The British fleet had a long-standing tradition of hiring Chinese personnel, primarily launderers, from Hong Kong, responsible for cleaning and pressing the uniforms of sailors and officers since the 1930s.

27/10/2023 - 10:33
Source: Telegraph
Source: Telegraph

The UK's Royal Navy has decided to cease employing Chinese personnel on board military vessels due to espionage concerns, as reported by citing The Sun.

The Royal Navy chose to replace these Chinese workers with Nepalese Gurkhas in response to fears that Beijing might attempt to use Chinese workers to gain access to confidential information within the Royal Navy.

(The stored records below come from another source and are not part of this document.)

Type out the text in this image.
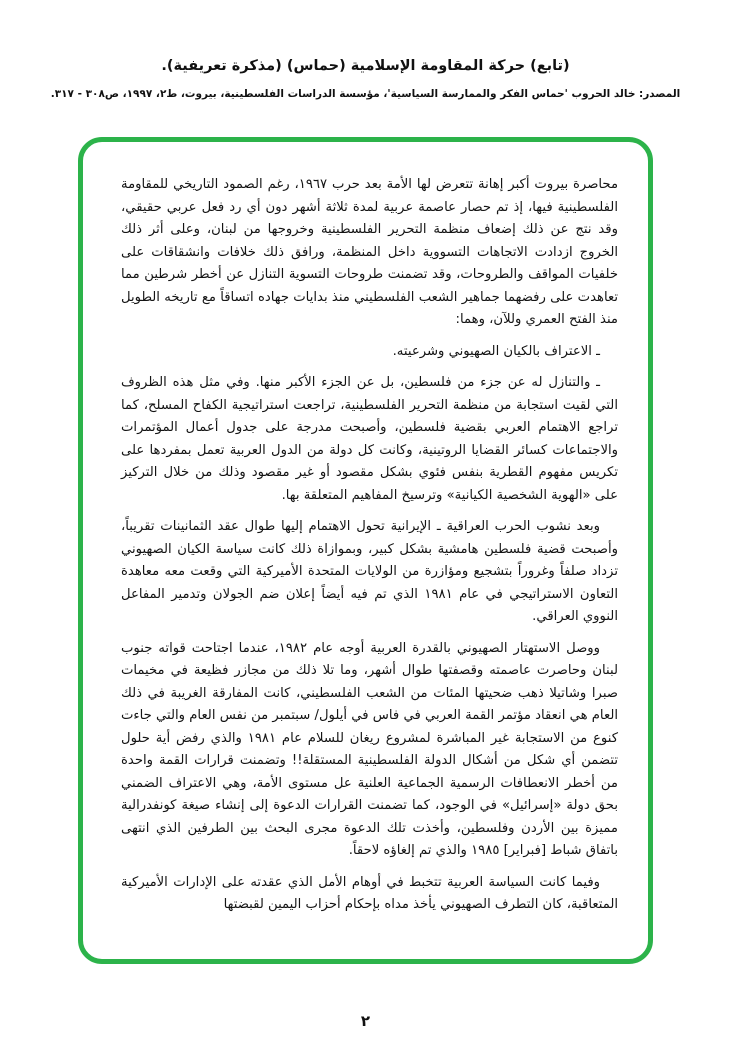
(تابع) حركة المقاومة الإسلامية (حماس) (مذكرة تعريفية).

المصدر: خالد الحروب 'حماس الفكر والممارسة السياسية'، مؤسسة الدراسات الفلسطينية، بيروت، ط٢، ١٩٩٧، ص٣٠٨ - ٣١٧.

محاصرة بيروت أكبر إهانة تتعرض لها الأمة بعد حرب ١٩٦٧، رغم الصمود التاريخي للمقاومة الفلسطينية فيها، إذ تم حصار عاصمة عربية لمدة ثلاثة أشهر دون أي رد فعل عربي حقيقي، وقد نتج عن ذلك إضعاف منظمة التحرير الفلسطينية وخروجها من لبنان، وعلى أثر ذلك الخروج ازدادت الاتجاهات التسووية داخل المنظمة، ورافق ذلك خلافات وانشقاقات على خلفيات المواقف والطروحات، وقد تضمنت طروحات التسوية التنازل عن أخطر شرطين مما تعاهدت على رفضهما جماهير الشعب الفلسطيني منذ بدايات جهاده اتساقاً مع تاريخه الطويل منذ الفتح العمري وللآن، وهما:

ـ الاعتراف بالكيان الصهيوني وشرعيته.

ـ والتنازل له عن جزء من فلسطين، بل عن الجزء الأكبر منها. وفي مثل هذه الظروف التي لقيت استجابة من منظمة التحرير الفلسطينية، تراجعت استراتيجية الكفاح المسلح، كما تراجع الاهتمام العربي بقضية فلسطين، وأصبحت مدرجة على جدول أعمال المؤتمرات والاجتماعات كسائر القضايا الروتينية، وكانت كل دولة من الدول العربية تعمل بمفردها على تكريس مفهوم القطرية بنفس فئوي بشكل مقصود أو غير مقصود وذلك من خلال التركيز على «الهوية الشخصية الكيانية» وترسيخ المفاهيم المتعلقة بها.

وبعد نشوب الحرب العراقية ـ الإيرانية تحول الاهتمام إليها طوال عقد الثمانينات تقريباً، وأصبحت قضية فلسطين هامشية بشكل كبير، وبموازاة ذلك كانت سياسة الكيان الصهيوني تزداد صلفاً وغروراً بتشجيع ومؤازرة من الولايات المتحدة الأميركية التي وقعت معه معاهدة التعاون الاستراتيجي في عام ١٩٨١ الذي تم فيه أيضاً إعلان ضم الجولان وتدمير المفاعل النووي العراقي.

ووصل الاستهتار الصهيوني بالقدرة العربية أوجه عام ١٩٨٢، عندما اجتاحت قواته جنوب لبنان وحاصرت عاصمته وقصفتها طوال أشهر، وما تلا ذلك من مجازر فظيعة في مخيمات صبرا وشاتيلا ذهب ضحيتها المئات من الشعب الفلسطيني، كانت المفارقة الغريبة في ذلك العام هي انعقاد مؤتمر القمة العربي في فاس في أيلول/ سبتمبر من نفس العام والتي جاءت كنوع من الاستجابة غير المباشرة لمشروع ريغان للسلام عام ١٩٨١ والذي رفض أية حلول تتضمن أي شكل من أشكال الدولة الفلسطينية المستقلة!! وتضمنت قرارات القمة واحدة من أخطر الانعطافات الرسمية الجماعية العلنية عل مستوى الأمة، وهي الاعتراف الضمني بحق دولة «إسرائيل» في الوجود، كما تضمنت القرارات الدعوة إلى إنشاء صيغة كونفدرالية مميزة بين الأردن وفلسطين، وأخذت تلك الدعوة مجرى البحث بين الطرفين الذي انتهى باتفاق شباط [فبراير] ١٩٨٥ والذي تم إلغاؤه لاحقاً.

وفيما كانت السياسة العربية تتخبط في أوهام الأمل الذي عقدته على الإدارات الأميركية المتعاقبة، كان التطرف الصهيوني يأخذ مداه بإحكام أحزاب اليمين لقبضتها

٢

The decision to end the tradition came to light when three Chinese citizens were denied access to the HMS Queen Elizabeth, the largest vessel of the Royal Navy, while the fleet was deployed in the disputed South China Sea. A fourth Chinese laundry worker, who had been with the Navy for 39 years, was released from his duties this month due to his family residing in Hong Kong.

At present, at least four Chinese citizens still work within the Royal Navy. They have successfully undergone security checks since their families have relocated to the UK.

This development occurs amid growing concerns about increased Chinese espionage activities and their persistent efforts to steal military secrets and confidential information. Chinese spies are known to monitor British officials in key political, defense, and business positions. British nuclear submarines are of particular interest to the Chinese side.

In March, a parliamentary researcher was arrested on suspicion of espionage for China. Despite denying any involvement in espionage, the researcher's arrest led to calls from British parliament members for a tougher and more resolute approach to countering security threats of this nature.

In September, the UK announced that former British Armed Forces personnel who trained Chinese pilots could face legal consequences and potential prosecution for sharing military tactics with a foreign state.